Kevin is a plankton ecologist, with a primary focus on harmful algal
blooms. As Consortium Executive Director, his primary role is to
encourage active research programs across the six Consortium member
institutions (www.chesapeake.org) and their extended partners. Sellner and
CRC also administer the Chesapeake Bay Program’s Scientific
and Technical Advisory Committee to provide scientific guidance for the
Program’s restoration activities. Kevin serves as an
Associate Editor for Estuaries and Coasts, review editor for Aquatic
Microbial Ecology, and Board member for the non-profit Water
Stewardship, Inc. He strives to insure that the Consortium is
considered a source of unbiased scientific information, providing topic-specific
workshops, conferences, fora, and reviews on critical regional issues.

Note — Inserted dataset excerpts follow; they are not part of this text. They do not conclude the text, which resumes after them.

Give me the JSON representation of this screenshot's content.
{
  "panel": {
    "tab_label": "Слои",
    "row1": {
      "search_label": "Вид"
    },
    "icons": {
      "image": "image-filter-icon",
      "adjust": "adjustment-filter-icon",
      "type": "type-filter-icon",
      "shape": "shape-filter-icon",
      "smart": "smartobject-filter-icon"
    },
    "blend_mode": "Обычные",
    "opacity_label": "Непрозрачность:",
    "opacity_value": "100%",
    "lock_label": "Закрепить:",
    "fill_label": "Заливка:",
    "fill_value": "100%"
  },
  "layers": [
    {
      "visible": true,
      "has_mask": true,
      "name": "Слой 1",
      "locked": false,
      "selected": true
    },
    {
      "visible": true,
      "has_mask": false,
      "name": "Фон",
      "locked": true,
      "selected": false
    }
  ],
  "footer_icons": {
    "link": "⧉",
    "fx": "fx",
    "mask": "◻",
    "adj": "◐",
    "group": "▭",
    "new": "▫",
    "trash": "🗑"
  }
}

Kevin also teaches in the UMD Marine Estuarine Environmental Science
program.
John Wilson
(panelist)
A "product" of
the
East Coast having lived in
Florida, Pennsylvania,
Maryland and Delaware, John Wilson is the Associate Director for
Stewardship for Land Acquisition and Planning for Maryland's Department
of Natural Resources. One of his job responsibilities is to oversee the
acquisition of public lands and then determine how best to mange
such resources once acquired. Wilson is knowledgeable about
laws
affecting beach access in MD and in surrounding states. Formerly with
the Rivers and Trails section of the National Park Service, Wilson has
a BS degree in Biology from the U. of Delaware and an MA in Planning
from the U Penn.
Pam
Wilson
(Driftwood field trip)
A lifelong
beachcomber, Pam has ‘combed shorelines in
Australia, Jamaica, Hawaii, Southern California, throughout the
Mediterranean, and up and down the U.S. East Coast seeking shells,
stones and beach glass. Her favorite beach treasures at the moment
are bones, skulls and pieces of vertebrae that she comes across while 'combing shoelines along
Calvert Cliffs and on various other regional beaches. A graduate of
Wilmington College in Ohio, Wilson is currently the Director of
Corporate
and Foundation Relations for the Chesapeake Bay Foundation.